Of course, there was also the issue of practicality, and how to juggle the competing demands of raising children and trying to be an artist at the same time, but for Saville, the two were never mutually exclusive. She said, “People told me [before I had children] that I wouldn’t be able to engage with my work in the same way once they were born… Anyway, they were wrong. I enjoy the work 10 times more now. It’s still a necessity to me, something I have to do.”
On the contrary, she says becoming a mother opened her up to a new way of working, at a time when she had become quite stuck and typecast in one particular way of painting. Saville says, “I was in danger of becoming a sort of genre painter in the tradition of Freud, Bacon, and Auerbach. But when you’re four, you don’t know genres exist. So, to follow their lead and take away the rules and paint any way you like has been very thrilling. It’s opened up a lot of possibilities: ways to draw, ways to paint, and what kind of bodies I want to paint.”

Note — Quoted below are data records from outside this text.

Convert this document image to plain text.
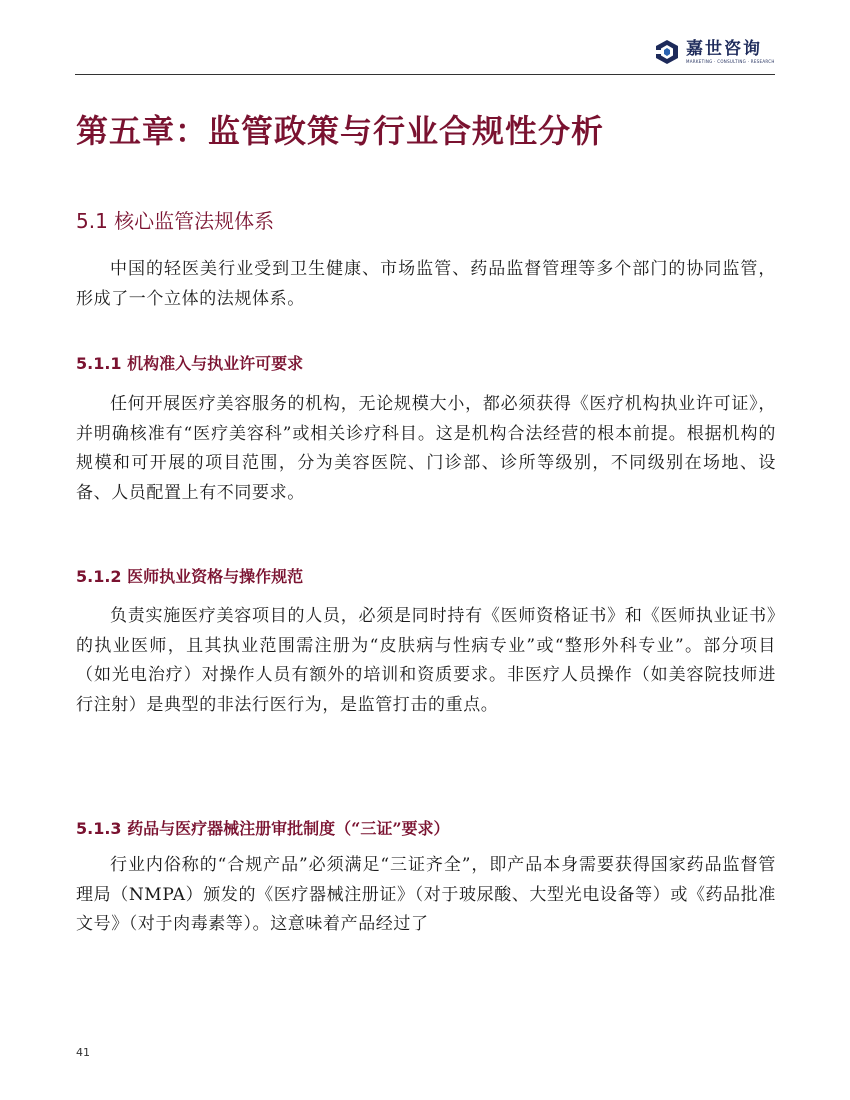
嘉世咨询
MARKETING · CONSULTING · RESEARCH
第五章：监管政策与行业合规性分析
5.1 核心监管法规体系

中国的轻医美行业受到卫生健康、市场监管、药品监督管理等多个部门的协同监管，形成了一个立体的法规体系。

5.1.1 机构准入与执业许可要求

任何开展医疗美容服务的机构，无论规模大小，都必须获得《医疗机构执业许可证》，并明确核准有“医疗美容科”或相关诊疗科目。这是机构合法经营的根本前提。根据机构的规模和可开展的项目范围，分为美容医院、门诊部、诊所等级别，不同级别在场地、设备、人员配置上有不同要求。

5.1.2 医师执业资格与操作规范

负责实施医疗美容项目的人员，必须是同时持有《医师资格证书》和《医师执业证书》的执业医师，且其执业范围需注册为“皮肤病与性病专业”或“整形外科专业”。部分项目（如光电治疗）对操作人员有额外的培训和资质要求。非医疗人员操作（如美容院技师进行注射）是典型的非法行医行为，是监管打击的重点。

5.1.3 药品与医疗器械注册审批制度（“三证”要求）

行业内俗称的“合规产品”必须满足“三证齐全”，即产品本身需要获得国家药品监督管理局（NMPA）颁发的《医疗器械注册证》（对于玻尿酸、大型光电设备等）或《药品批准文号》（对于肉毒素等）。这意味着产品经过了

41
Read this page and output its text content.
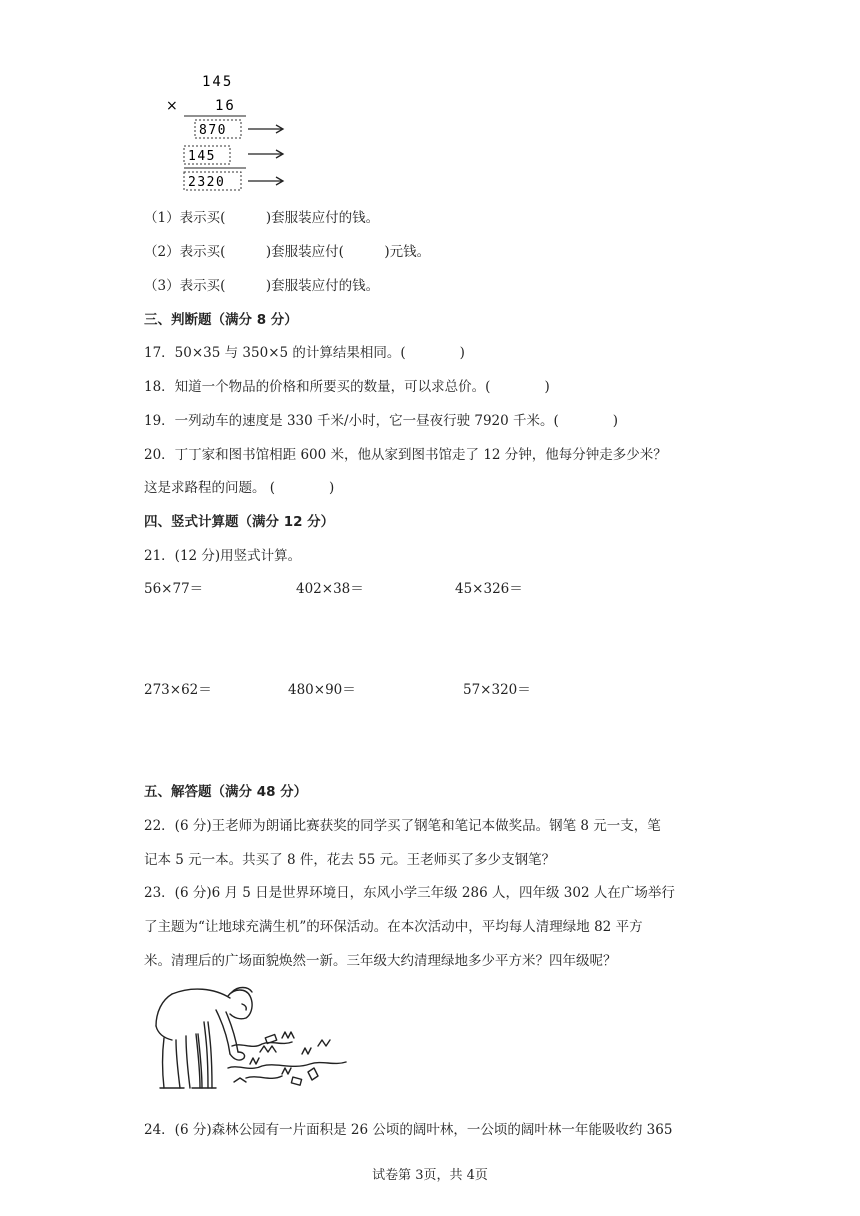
145
×	16
870
145
2320
（1）表示买(　　　)套服装应付的钱。
（2）表示买(　　　)套服装应付(　　　)元钱。
（3）表示买(　　　)套服装应付的钱。
三、判断题（满分 8 分）
17．50×35 与 350×5 的计算结果相同。(　　　　)
18．知道一个物品的价格和所要买的数量，可以求总价。(　　　　)
19．一列动车的速度是 330 千米/小时，它一昼夜行驶 7920 千米。(　　　　)
20．丁丁家和图书馆相距 600 米，他从家到图书馆走了 12 分钟，他每分钟走多少米？
这是求路程的问题。 (　　　　)
四、竖式计算题（满分 12 分）
21．(12 分)用竖式计算。
56×77＝	402×38＝	45×326＝
273×62＝	480×90＝	57×320＝
五、解答题（满分 48 分）
22．(6 分)王老师为朗诵比赛获奖的同学买了钢笔和笔记本做奖品。钢笔 8 元一支，笔
记本 5 元一本。共买了 8 件，花去 55 元。王老师买了多少支钢笔？
23．(6 分)6 月 5 日是世界环境日，东风小学三年级 286 人，四年级 302 人在广场举行
了主题为“让地球充满生机”的环保活动。在本次活动中，平均每人清理绿地 82 平方
米。清理后的广场面貌焕然一新。三年级大约清理绿地多少平方米？四年级呢？
24．(6 分)森林公园有一片面积是 26 公顷的阔叶林，一公顷的阔叶林一年能吸收约 365
试卷第 3页，共 4页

So, the series of paintings that eventually emerged out of Saville’s baby years were as much about exploring the weighty, historical themes of mother and child that had dominated art history for centuries, as they were about the newfound, spontaneous freedom she had discovered through raising her youngsters. We see these ideas collapsed together in Saville’s energised charcoal drawing Mother and Child (After the Leonardo Cartoon), 2011, which illustrates the swirling, endlessly restless motion of young children with lyrical motion lines that are drawn, erased and re-drawn over one another. “It’s a challenge to make a painting with a child that isn’t sentimental,” she said about this work, which took its starting point from the composition of a Leonardo da Vinci drawing. “It’s a real challenge to actually make the sort of physicality of a baby’s body, and not be cutesy and Baroque and bubbly; to find a dynamic within the body. Children are quite animalistic and that is difficult to create.” Other works in the series document Saville and other mothers while pregnant, and holding young children, with the same sensations of flux.
Made in the same year, and following the same composition, Saville’s painting Mothers, 2011, bulks out her drawn lines with elements of the fleshy, solidity we saw in her earlier art. When she couples her painterly marks with fluid and expressive lines, Saville is able to capture the wild and free spontaneity of the human body in a new, more expressive language than ever before, one that taps deeper into the reality of what it is to be a woman, mother, and artist in the contemporary world. Saville has since retained this vivid and compellingly complex approach in many of her more recent paintings as she moves forward, explaining, “I’m trying to get simultaneous realities to exist in the same image.”